Something for Heebie to post about when she's bored with grading.
God I love that story. The paradise that is small town America.
Sheriff's deputies patrolled Jericho until the 1990s, when the city received grant money to start its own police force, Martin said.
Grant money? I bet they had a terrible time getting their plans for corruption and brutality past the IRB.
83, 84: Note 170 residents, desperately poor 90%+ black, delta town. The courthouse in question looks like a shotgun house. Maybe neither here nor there, but I thought it might do well to add some verisimilitude to our various fevered imaginings.
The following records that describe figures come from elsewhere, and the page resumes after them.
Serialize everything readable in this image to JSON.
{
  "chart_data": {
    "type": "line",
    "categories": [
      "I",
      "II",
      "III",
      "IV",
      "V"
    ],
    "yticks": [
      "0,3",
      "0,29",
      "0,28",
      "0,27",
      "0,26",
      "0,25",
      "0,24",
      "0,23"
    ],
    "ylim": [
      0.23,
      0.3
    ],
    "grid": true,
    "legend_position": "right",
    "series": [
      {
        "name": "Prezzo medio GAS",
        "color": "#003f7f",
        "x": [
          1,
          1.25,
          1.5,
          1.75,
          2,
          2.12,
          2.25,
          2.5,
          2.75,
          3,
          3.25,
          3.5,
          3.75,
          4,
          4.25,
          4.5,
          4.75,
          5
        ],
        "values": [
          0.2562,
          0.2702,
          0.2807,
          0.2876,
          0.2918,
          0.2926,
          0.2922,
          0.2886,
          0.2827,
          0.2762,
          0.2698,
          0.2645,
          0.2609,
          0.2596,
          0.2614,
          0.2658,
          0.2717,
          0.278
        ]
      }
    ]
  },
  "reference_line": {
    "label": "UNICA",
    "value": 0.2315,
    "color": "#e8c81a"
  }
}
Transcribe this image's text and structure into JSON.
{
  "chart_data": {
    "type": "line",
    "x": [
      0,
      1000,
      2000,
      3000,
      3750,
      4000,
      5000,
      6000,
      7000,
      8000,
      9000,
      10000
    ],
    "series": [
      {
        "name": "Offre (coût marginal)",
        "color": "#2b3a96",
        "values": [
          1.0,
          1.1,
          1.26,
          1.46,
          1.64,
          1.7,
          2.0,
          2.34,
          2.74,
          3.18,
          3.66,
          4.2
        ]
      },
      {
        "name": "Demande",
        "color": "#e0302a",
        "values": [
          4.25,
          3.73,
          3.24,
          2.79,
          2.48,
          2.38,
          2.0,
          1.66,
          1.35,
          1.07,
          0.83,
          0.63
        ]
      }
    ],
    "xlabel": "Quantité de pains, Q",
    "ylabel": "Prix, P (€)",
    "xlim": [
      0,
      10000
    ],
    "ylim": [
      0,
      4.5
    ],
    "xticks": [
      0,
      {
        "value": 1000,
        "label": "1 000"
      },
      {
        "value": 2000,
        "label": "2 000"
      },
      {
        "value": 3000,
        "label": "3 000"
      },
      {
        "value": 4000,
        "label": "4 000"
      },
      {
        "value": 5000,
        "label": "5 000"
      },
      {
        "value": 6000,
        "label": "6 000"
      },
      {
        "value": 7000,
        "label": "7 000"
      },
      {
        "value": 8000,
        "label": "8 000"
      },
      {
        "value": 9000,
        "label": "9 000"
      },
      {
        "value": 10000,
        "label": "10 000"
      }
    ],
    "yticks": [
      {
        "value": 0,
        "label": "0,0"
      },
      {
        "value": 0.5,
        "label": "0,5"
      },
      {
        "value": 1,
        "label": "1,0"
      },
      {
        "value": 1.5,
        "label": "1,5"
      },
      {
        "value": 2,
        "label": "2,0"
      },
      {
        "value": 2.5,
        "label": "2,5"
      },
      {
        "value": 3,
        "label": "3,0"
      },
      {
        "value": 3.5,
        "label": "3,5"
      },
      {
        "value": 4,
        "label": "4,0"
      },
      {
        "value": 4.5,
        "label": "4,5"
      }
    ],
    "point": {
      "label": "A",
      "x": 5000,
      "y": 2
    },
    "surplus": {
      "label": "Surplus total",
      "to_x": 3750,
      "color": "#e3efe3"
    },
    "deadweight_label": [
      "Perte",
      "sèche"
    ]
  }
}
Going back to the original post to respond to this:
It's when you leave out so many details that you're daring the teacher to call you out, and you sort of scribble your answer so that maybe you write over the text of the question, rather than use the space provided. All ways of saying Fuck you and your stupid hoops.
I think the phenomenon you describe is the teenage/20-something way of saying "I really, really want focused adult attention but I have absolutely no vocabulary for or comfort with asking for it directly. So I'm going to ask tangential and confused questions, hoping to elicit this response while retaining maximum deniability and the illusion that I am invulnerable."